Ladies, I am about to bare my soul...I don't want to be judged, but I guess that judgement and truth is one in the same...just let me have it after you read this..I'll try to be brief. :-)
Okay, so during the Summer of 2011, I began seeing a married man, and after several months of seeing him, I became pregnant in the Spring of 2012. After telling him that I was expecting, I hardly heard from or saw him. Out of the nine months carrying my son I probably saw him once. During the few times I heard from him, he would tell me that he was just having a hard time accepting the situation, but I couldn't understand that because I had no choice but to accept life as it rapidly changed before my eyes. He wasn't present for any appointments, wasn't there when our son was born, didn't sign the birth certificate., etc.

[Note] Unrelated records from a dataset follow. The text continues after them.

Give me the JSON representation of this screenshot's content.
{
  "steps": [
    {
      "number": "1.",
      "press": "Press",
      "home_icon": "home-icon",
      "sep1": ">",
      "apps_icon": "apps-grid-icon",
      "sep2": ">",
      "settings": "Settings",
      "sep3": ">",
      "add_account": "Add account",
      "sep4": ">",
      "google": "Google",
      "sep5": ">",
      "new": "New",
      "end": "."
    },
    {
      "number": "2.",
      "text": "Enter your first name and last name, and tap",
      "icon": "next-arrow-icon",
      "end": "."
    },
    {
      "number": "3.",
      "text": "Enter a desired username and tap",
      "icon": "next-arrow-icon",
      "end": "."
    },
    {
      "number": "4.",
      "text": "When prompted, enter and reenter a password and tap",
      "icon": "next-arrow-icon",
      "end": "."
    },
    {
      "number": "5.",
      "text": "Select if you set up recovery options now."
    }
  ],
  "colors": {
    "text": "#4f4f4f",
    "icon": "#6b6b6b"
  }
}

My beautiful son is now approaching 7 months and his father has seen him maybe 4 times, and I thought that he would not only fall in love with our son as much as I am, but that I would get back in his good graces as well. I learned that he and his wife separated when I was still very early in my pregnancy, and then after a recent visit, he laid some real truth on me--that he has been seeing another woman for the past year...
Have I been played? YES. Should I have expected something like this to happen? Absolutely! I just feel like the world's biggest idiot. I just wanted to vent and get that off my chest. I was going to ask that you be gentle with me, but this situation doesn't require gentleness...it needs a kick in the arse. I'm ready.